Lait bio : l’image ne fait pas tout
Depuis quelque temps, les producteurs de lait bio font grise mine. Incapables de répondre à la demande des consommateurs à la fin des années 90, ils ont fortement accru leur production, qui a triplé entre 1998 et 2001, pour atteindre 204 M l en 2002. Une croissance trop rapide pour la filière, qui d’un seul coup s’est retrouvée en manque de débouchés.
L’équilibre a été d’autant plus rapidement atteint puis dépassé, que le lait bio est un véritable produit de niche, représentant 1% seulement du lait collecté en France. « Il y a eu une période d’euphorie» reconnaît Anne Richard, chargé de mission Bio au CNIEL (Centre National Interprofessionnel de l’Economie Laitière), « et nous allons mettre plusieurs années à nous redresser».
La situation que rencontre actuellement le lait bio (collecté dans des fermes où les animaux sont élevés selon les règles strictes de l’agriculture bio) est à mettre en parallèle avec l’évolution actuelle de la filière, en pleine période de transition. Les derniers chiffres de l’Agence Bio traduisent bien ce ralentissement: le nombre d’exploitations en agriculture biologique est timidement passé de 11 288 fin 2002 à 11 377 fin 2003, quand dans le même temps les unités de transformation ont enregistré une diminution de 7% du nombre de préparateurs certifiés en 2003.
Pour le lait, le nombre de producteurs (1624 pour 2003) et la collecte se stabilisent.
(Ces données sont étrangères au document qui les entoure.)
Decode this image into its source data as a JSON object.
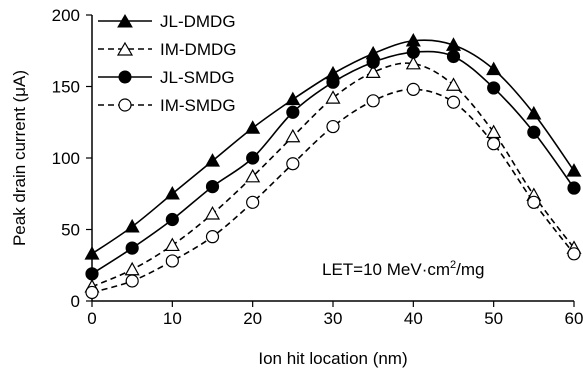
{
  "chart_data": {
    "type": "line",
    "title": "",
    "xlabel": "Ion hit location (nm)",
    "ylabel": "Peak drain current (μA)",
    "xlim": [
      0,
      60
    ],
    "ylim": [
      0,
      200
    ],
    "xticks": [
      0,
      10,
      20,
      30,
      40,
      50,
      60
    ],
    "yticks": [
      0,
      50,
      100,
      150,
      200
    ],
    "grid": false,
    "legend_position": "top-left",
    "annotation": {
      "prefix": "LET=10 MeV·cm",
      "sup": "2",
      "suffix": "/mg"
    },
    "x": [
      0,
      5,
      10,
      15,
      20,
      25,
      30,
      35,
      40,
      45,
      50,
      55,
      60
    ],
    "series": [
      {
        "name": "JL-DMDG",
        "line": "solid",
        "marker": "triangle",
        "filled": true,
        "values": [
          33,
          52,
          75,
          98,
          121,
          141,
          159,
          173,
          182,
          179,
          162,
          131,
          91
        ]
      },
      {
        "name": "IM-DMDG",
        "line": "dashed",
        "marker": "triangle",
        "filled": false,
        "values": [
          10,
          22,
          39,
          61,
          87,
          115,
          142,
          160,
          166,
          151,
          118,
          74,
          37
        ]
      },
      {
        "name": "JL-SMDG",
        "line": "solid",
        "marker": "circle",
        "filled": true,
        "values": [
          19,
          37,
          57,
          80,
          100,
          132,
          153,
          167,
          174,
          171,
          149,
          118,
          79
        ]
      },
      {
        "name": "IM-SMDG",
        "line": "dashed",
        "marker": "circle",
        "filled": false,
        "values": [
          6,
          14,
          28,
          45,
          69,
          96,
          122,
          140,
          148,
          139,
          110,
          69,
          33
        ]
      }
    ]
  }
}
Des chiffres moins flatteurs que ceux observés ces dernières années, auxquels s’opposent pourtant une bonne perception des produits bio par les consommateurs.
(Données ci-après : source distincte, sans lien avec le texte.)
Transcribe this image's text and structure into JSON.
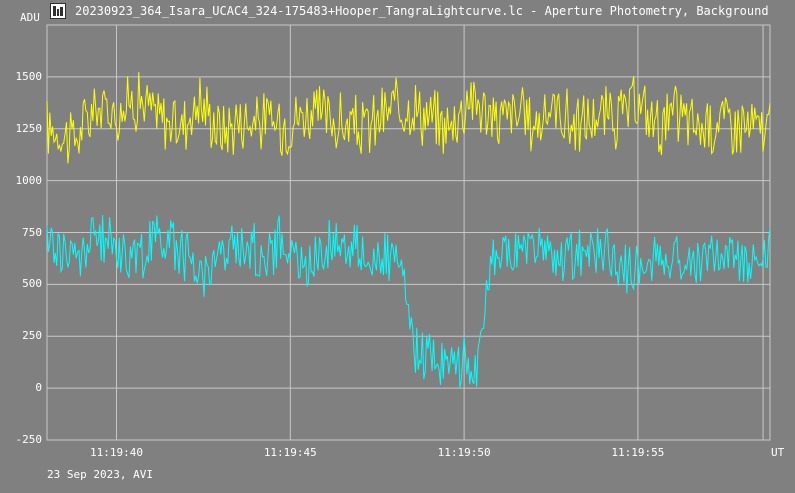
{
  "window": {
    "title": "20230923_364_Isara_UCAC4_324-175483+Hooper_TangraLightcurve.lc - Aperture Photometry, Background",
    "icon": "lightcurve-app-icon"
  },
  "axes": {
    "y_unit": "ADU",
    "x_unit": "UT",
    "footer": "23 Sep 2023, AVI"
  },
  "colors": {
    "background": "#808080",
    "grid": "#c8c8c8",
    "series_target": "#ffff00",
    "series_comparison": "#00ffff"
  },
  "chart_data": {
    "type": "line",
    "title": "",
    "xlabel": "UT",
    "ylabel": "ADU",
    "ylim": [
      -250,
      1750
    ],
    "xlim": [
      "11:19:38.2",
      "11:19:59.0"
    ],
    "y_ticks": [
      "-250",
      "0",
      "250",
      "500",
      "750",
      "1000",
      "1250",
      "1500"
    ],
    "x_ticks": [
      "11:19:40",
      "11:19:45",
      "11:19:50",
      "11:19:55"
    ],
    "grid": true,
    "series": [
      {
        "color": "#ffff00",
        "x_seconds_after_11_19_38": [
          0.2,
          0.8,
          1.4,
          2.0,
          2.6,
          3.2,
          3.8,
          4.4,
          5.0,
          5.6,
          6.2,
          6.8,
          7.4,
          8.0,
          8.6,
          9.2,
          9.8,
          10.4,
          11.0,
          11.6,
          12.2,
          12.8,
          13.4,
          14.0,
          14.6,
          15.2,
          15.8,
          16.4,
          17.0,
          17.6,
          18.2,
          18.8,
          19.4,
          20.0,
          20.6
        ],
        "values": [
          1250,
          1200,
          1350,
          1330,
          1400,
          1310,
          1260,
          1380,
          1240,
          1300,
          1290,
          1270,
          1330,
          1310,
          1260,
          1250,
          1330,
          1380,
          1300,
          1260,
          1420,
          1290,
          1330,
          1270,
          1360,
          1260,
          1310,
          1300,
          1360,
          1270,
          1320,
          1250,
          1300,
          1270,
          1240
        ]
      },
      {
        "color": "#00ffff",
        "x_seconds_after_11_19_38": [
          0.2,
          0.8,
          1.4,
          2.0,
          2.6,
          3.2,
          3.8,
          4.4,
          5.0,
          5.6,
          6.2,
          6.8,
          7.4,
          8.0,
          8.6,
          9.2,
          9.8,
          10.2,
          10.6,
          11.0,
          11.4,
          11.8,
          12.0,
          12.4,
          12.8,
          13.4,
          14.0,
          14.6,
          15.2,
          15.8,
          16.4,
          17.0,
          17.6,
          18.2,
          18.8,
          19.4,
          20.0,
          20.6
        ],
        "values": [
          700,
          620,
          730,
          690,
          620,
          750,
          680,
          560,
          640,
          700,
          630,
          720,
          560,
          690,
          710,
          630,
          620,
          560,
          150,
          170,
          130,
          120,
          140,
          100,
          620,
          650,
          700,
          610,
          640,
          680,
          600,
          560,
          650,
          620,
          600,
          670,
          620,
          660
        ]
      }
    ]
  }
}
30% de la collecte déclassée
Mais la plupart du temps, ce sentiment se heurte à une image de produit cher. « C’est vrai et faux» souligne Anne Richard. « Le prix d’un litre de lait standard est de 0,74 Eur, et il faut compter 30% de plus pour le bio, ce qui se rapproche plutôt des laits de marque». Mais d’autres obstacles contrarient la consommation de lait et produits laitiers bio. « Les consommateurs sont intéressés mais ils ne connaissent pas toute l’offre, car il y a de petits référencements sur ces produits. Ils ne les trouvent pas facilement, et s’en désintéressent. C’est un cercle vicieux» constate Mme Richard. Il existe toutefois des raisons d’espérer, puisque les ventes de lait bio ont progressé de +5,7% l’année dernière, dans un marché classique en baisse. Et l’enjeu financier est conséquent : le secteur des produits laitiers bio représenterait à lui tout seul 200 M Eur. Le seul problème vient de l’ajustement de la collecte sur le territoire, marquée par la surproduction. Ainsi, en 2003, 30% du lait bio a été déclassé et vendu au prix du lait normal, entraînant la grogne des producteurs. Pour redresser cette situation et augmenter la demande, unique moyen de résorber les surplus, la filière lait bio désire agir en coopération. « En 2005, nous voulons mener une action concertée avec les filières bio viande et fruits et légumes» explique Anne Richard. « L’idée est de faire un tronc commun multifilières, puis de compléter plus spécifiquement sur chaque aspect du bio.»